Le calcul scientifique proposé par la Fédération, tendant à chiffrer la perte de poisson causée par la pollution sera, à défaut de tout autre outil de réflexion pertinent proposé retenu. Néanmoins A B observe justement que ce calcul est seulement prédictif et que la Fédération n’avait pas vocation à commercialiser l’intégralité de la production halieutique des cours d’eaux, de sorte que son préjudice de jouissance sera fixé à la somme de 5 000 €.

— au titre des frais de rempoissonnement :

Il est également justifié d’un calcul scientifique évaluant à 66 528 truitelles à déverser sur quatre ans pour le coût global de 24 881, 45 € afin de satisfaire le besoin de rempoissonnement. Néanmoins ce calcul est lui aussi prédictif. Or, près de cinq ans après les faits, il n’est fait état ni d’un rempoissonnement effectif, ni de rempoissonnements antérieurs, permettant de caractériser le préjudice réellement subi par comparaison avec les rempoissonnements avant pollution et après.
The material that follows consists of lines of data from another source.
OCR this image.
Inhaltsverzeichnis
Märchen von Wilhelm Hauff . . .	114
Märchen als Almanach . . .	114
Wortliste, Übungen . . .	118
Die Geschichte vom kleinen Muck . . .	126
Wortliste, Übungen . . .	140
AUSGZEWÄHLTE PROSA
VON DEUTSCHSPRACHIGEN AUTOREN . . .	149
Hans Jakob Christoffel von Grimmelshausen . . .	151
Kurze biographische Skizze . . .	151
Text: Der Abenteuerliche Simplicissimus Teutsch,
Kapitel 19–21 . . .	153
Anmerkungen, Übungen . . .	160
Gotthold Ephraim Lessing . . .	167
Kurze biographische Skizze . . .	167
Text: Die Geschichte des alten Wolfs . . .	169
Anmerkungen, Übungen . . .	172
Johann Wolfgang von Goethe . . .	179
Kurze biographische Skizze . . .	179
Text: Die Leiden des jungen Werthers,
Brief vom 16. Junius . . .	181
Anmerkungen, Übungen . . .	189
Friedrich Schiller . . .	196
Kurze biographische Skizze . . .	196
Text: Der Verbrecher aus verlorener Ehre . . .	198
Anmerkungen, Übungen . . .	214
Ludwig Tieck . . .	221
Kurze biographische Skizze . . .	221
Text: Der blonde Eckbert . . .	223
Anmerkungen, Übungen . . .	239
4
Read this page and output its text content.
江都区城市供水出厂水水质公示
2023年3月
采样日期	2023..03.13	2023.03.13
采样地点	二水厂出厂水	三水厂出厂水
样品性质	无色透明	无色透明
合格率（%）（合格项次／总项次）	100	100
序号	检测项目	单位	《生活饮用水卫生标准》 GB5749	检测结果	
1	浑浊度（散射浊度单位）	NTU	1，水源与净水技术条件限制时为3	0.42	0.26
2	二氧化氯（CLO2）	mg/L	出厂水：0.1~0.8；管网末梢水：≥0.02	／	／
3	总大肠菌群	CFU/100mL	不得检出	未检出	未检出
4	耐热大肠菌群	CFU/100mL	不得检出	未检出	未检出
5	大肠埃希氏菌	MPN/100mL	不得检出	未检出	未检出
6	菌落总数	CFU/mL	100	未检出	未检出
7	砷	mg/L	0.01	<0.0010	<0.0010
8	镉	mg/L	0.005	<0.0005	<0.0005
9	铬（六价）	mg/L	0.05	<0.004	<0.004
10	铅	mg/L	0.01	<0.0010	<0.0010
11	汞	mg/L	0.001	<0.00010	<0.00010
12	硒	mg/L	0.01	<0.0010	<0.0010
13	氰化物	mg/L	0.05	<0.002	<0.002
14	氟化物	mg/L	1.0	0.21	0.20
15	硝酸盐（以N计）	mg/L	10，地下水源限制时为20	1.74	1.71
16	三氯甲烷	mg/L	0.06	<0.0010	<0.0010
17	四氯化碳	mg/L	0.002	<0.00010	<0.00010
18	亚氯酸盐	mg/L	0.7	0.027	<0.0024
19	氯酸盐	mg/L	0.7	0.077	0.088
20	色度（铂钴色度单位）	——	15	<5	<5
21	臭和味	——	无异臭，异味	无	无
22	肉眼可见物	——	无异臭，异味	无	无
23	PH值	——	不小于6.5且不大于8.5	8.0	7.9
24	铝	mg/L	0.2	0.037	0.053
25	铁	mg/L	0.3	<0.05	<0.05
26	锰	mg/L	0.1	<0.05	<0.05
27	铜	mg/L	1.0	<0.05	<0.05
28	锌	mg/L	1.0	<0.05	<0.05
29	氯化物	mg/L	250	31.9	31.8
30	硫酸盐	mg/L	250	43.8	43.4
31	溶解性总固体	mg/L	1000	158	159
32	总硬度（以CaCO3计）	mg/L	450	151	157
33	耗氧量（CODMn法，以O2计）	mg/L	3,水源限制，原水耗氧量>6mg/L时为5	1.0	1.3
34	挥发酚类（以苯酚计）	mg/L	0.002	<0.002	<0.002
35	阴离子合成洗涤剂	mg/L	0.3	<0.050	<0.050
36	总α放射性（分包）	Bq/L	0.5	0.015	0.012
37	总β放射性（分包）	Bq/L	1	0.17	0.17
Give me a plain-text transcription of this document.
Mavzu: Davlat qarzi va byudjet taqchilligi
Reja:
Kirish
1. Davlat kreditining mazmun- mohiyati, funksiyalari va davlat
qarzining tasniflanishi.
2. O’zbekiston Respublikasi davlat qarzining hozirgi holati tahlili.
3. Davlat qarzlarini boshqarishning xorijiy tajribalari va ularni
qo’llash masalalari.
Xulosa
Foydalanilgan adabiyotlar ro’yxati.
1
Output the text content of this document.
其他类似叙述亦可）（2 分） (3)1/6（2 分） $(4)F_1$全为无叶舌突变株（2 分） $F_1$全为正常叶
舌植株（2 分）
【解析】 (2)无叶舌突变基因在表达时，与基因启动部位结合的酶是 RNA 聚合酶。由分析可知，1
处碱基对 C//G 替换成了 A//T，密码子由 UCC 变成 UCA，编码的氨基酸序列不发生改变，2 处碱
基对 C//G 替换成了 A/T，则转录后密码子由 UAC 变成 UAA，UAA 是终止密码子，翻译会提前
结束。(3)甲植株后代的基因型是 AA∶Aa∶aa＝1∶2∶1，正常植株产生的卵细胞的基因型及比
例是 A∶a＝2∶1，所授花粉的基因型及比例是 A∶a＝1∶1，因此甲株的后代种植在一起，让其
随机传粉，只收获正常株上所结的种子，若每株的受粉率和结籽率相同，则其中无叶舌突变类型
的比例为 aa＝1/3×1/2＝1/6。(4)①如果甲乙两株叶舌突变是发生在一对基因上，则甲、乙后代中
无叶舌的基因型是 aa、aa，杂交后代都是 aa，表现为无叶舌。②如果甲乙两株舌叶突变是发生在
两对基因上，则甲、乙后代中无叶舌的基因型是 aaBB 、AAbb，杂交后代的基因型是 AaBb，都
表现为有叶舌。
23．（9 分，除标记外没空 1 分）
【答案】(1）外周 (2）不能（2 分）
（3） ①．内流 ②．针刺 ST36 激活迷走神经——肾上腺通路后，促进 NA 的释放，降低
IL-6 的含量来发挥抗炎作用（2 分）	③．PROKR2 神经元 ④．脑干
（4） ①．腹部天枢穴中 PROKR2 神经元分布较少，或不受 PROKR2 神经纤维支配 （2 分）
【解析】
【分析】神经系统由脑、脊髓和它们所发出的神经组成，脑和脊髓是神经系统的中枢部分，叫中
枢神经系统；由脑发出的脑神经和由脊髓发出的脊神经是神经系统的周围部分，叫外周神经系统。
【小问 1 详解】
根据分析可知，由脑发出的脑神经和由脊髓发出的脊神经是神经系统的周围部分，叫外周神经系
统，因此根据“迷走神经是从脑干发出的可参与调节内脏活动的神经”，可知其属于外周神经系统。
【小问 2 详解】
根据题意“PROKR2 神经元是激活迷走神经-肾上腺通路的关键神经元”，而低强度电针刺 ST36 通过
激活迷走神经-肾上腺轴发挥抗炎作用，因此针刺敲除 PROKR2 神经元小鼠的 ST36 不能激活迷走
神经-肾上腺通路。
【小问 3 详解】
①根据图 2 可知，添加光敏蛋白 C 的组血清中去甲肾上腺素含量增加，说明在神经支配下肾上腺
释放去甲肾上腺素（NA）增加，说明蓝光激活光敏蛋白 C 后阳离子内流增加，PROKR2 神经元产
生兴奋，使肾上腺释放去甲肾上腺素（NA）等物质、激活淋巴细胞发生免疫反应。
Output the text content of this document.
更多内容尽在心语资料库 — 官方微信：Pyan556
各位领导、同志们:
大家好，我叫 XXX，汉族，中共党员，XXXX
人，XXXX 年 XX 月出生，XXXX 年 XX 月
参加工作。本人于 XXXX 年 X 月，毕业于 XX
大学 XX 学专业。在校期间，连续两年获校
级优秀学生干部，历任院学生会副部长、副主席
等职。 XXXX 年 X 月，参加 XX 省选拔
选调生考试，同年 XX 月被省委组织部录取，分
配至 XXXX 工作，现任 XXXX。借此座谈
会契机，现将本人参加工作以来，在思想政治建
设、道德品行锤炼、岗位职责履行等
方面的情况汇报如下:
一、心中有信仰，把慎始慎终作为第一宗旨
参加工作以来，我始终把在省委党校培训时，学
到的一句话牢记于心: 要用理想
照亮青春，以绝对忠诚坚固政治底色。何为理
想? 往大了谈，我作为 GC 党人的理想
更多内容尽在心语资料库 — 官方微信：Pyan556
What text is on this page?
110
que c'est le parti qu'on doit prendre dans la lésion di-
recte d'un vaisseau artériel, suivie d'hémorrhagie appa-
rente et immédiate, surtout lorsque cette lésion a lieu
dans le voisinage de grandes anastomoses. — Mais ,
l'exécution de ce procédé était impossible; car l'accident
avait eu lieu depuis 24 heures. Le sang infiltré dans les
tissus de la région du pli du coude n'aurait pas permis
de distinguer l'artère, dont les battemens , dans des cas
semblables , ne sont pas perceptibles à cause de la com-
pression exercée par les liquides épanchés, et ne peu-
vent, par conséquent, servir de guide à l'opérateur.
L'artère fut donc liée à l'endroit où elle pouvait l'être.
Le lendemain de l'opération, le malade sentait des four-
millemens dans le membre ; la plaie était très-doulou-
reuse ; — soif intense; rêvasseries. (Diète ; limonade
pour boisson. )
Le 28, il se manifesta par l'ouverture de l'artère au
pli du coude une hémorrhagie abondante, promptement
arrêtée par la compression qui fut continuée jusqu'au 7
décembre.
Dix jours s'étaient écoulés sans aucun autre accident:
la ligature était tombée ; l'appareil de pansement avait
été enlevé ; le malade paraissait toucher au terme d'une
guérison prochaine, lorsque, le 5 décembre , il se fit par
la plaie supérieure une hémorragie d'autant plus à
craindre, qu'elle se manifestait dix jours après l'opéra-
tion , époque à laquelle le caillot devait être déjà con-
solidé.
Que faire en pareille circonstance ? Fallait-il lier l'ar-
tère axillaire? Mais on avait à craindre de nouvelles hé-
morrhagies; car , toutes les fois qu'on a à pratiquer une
Il n’est pas davantage fourni d’éléments sur la population piscicole survivante, et celle existante avant les faits. En l’état, ce chef de demande sera rejeté, faute de démonstration de la réalité du préjudice subi.

Sur les autres demandes :

A défaut de justification de la somme réclamée au titre de frais administratifs, le jugement sera encore confirmé sur le rejet de cette demande.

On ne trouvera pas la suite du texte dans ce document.